David Kranz wrote:
> On 08/27/2014 03:43 PM, Sean Dague wrote:
>> On 08/27/2014 03:33 PM, David Kranz wrote:
>>> Race conditions are what makes debugging very hard. I think we are in
>>> the process of experimenting with such an idea: asymetric gating by
>>> moving functional tests to projects, making them deeper and more
>>> extensive, and gating against their own projects. The result should be
>>> that when a code change is made, we will spend much more time running
>>> tests of code that is most likely to be growing a race bug from the
>>> change. Of course there is a risk that we will impair integration
>>> testing and we will have to be vigilant about that. One mitigating
>>> factor is that if cross-project interaction uses apis (official or not)
>>> that are well tested by the functional tests, there is less risk that a
>>> bug will only show up only when those apis are used by another project.
>>
>> So, sorry, this is really not about systemic changes (we're running
>> those in parallel), but more about skills transfer in people getting
>> engaged. Because we need both. I guess that's the danger of breaking the
>> thread is apparently I lost part of the context.
>>
> I agree we need both. I made the comment because if we can make gate
> debugging less daunting
> then less skill will be needed and I think that is key. Honestly, I am
> not sure the full skill you have can be transferred. It was gained
> partly through learning in simpler times.

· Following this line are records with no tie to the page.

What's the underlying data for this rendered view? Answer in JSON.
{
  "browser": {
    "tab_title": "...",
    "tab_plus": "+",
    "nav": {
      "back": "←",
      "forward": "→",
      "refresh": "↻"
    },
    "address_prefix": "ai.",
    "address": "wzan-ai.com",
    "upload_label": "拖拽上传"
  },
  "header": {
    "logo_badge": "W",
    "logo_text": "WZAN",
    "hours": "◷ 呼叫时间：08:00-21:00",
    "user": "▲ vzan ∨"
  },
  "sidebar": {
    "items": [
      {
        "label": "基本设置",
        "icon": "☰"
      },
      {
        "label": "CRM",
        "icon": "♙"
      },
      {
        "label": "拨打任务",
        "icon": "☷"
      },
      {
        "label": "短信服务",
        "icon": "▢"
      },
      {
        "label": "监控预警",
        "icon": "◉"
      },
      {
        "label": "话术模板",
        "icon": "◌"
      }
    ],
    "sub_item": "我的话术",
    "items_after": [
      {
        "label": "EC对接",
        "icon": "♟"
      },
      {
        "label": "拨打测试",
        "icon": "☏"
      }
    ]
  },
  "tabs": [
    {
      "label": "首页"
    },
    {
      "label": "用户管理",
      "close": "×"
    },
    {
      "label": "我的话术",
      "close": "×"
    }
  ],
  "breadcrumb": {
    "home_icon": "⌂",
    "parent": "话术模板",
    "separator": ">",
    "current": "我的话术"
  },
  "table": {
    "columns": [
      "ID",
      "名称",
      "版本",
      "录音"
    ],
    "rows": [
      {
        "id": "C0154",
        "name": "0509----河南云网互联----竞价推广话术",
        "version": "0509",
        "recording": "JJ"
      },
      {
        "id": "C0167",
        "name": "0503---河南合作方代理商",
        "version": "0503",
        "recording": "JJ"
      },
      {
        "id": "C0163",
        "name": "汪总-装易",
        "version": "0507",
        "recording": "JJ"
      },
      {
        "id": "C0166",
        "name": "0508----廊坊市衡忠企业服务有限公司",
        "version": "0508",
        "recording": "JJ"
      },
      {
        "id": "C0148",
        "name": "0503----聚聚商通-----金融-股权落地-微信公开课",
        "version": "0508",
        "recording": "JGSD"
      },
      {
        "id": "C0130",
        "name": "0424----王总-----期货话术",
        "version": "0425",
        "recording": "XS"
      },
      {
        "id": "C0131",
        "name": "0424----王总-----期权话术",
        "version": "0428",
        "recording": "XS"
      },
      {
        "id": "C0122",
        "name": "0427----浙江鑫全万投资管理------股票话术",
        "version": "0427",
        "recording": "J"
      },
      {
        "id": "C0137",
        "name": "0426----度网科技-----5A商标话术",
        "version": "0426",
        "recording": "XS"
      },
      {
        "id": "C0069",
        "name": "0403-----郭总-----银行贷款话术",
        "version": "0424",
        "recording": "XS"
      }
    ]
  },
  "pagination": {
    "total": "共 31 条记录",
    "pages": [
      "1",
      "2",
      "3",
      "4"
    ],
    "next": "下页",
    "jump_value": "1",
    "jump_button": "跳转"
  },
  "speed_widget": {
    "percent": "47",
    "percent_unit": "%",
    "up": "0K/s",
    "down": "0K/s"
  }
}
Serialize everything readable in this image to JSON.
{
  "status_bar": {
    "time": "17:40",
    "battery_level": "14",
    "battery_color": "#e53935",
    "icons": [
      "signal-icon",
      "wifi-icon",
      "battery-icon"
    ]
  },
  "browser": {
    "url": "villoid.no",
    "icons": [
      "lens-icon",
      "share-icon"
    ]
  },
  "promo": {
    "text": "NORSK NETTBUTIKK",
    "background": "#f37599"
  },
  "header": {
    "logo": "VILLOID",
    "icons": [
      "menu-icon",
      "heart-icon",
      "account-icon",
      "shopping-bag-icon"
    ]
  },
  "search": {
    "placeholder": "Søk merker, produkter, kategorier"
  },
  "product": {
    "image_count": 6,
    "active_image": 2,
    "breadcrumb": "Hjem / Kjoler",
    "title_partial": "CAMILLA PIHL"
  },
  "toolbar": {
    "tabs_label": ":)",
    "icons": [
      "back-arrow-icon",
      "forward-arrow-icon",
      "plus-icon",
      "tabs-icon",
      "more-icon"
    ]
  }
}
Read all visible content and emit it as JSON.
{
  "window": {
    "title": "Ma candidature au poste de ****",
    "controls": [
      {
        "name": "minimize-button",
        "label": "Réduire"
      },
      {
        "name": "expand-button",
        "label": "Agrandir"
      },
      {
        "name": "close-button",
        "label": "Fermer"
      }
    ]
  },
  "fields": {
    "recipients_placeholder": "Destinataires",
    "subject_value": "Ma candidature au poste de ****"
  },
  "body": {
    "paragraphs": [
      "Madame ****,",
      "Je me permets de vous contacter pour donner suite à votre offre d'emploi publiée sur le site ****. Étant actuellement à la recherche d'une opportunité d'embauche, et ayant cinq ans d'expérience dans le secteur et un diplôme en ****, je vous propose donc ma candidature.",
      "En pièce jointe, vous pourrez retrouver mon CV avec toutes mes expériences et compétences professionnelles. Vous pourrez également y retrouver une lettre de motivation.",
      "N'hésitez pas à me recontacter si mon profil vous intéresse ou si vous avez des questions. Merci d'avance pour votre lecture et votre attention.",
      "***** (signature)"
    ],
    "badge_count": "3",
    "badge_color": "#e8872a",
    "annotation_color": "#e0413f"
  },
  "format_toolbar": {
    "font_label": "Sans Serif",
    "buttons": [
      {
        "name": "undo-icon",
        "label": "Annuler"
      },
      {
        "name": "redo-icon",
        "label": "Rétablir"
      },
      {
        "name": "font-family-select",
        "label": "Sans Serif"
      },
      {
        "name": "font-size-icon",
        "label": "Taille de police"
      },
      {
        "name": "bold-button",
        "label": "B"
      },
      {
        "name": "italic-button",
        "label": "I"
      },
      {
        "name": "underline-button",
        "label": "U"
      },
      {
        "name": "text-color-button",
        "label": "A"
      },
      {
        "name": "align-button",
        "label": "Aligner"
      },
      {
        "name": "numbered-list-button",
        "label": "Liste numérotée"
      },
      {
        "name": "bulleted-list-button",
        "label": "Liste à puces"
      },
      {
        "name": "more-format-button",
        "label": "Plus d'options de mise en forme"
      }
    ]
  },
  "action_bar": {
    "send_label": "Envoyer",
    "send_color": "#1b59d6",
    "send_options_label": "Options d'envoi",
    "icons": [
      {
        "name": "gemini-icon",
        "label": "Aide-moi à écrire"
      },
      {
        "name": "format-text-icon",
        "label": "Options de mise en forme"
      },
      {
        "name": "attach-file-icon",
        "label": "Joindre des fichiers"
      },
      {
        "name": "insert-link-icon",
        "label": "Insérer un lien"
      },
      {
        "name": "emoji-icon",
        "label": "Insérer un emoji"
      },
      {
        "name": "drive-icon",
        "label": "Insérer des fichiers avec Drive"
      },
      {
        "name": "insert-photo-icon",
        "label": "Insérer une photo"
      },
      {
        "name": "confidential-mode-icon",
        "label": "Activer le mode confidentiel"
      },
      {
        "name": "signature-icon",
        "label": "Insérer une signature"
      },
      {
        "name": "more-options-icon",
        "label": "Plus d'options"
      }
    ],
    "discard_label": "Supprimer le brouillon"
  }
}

I think we could develop tools and visualizations that would help the
debugging tasks. We could make those tasks more visible, and therefore
more appealing to the brave souls that step up to tackle them. Sean and
Joe did a ton of work improving the raw data, deriving graphs from it,
highlighting log syntax or adding helpful Apache footers. But those days
they spend so much time fixing the issues themselves, they can't
continue on improving those tools.

And that's part of where the gate burnout comes from: spending so much
time on the issues themselves that you can no longer work on preventing
them from happening, or making the job of handling the issues easier, or
documenting/mentoring other people so that they can do it in your place.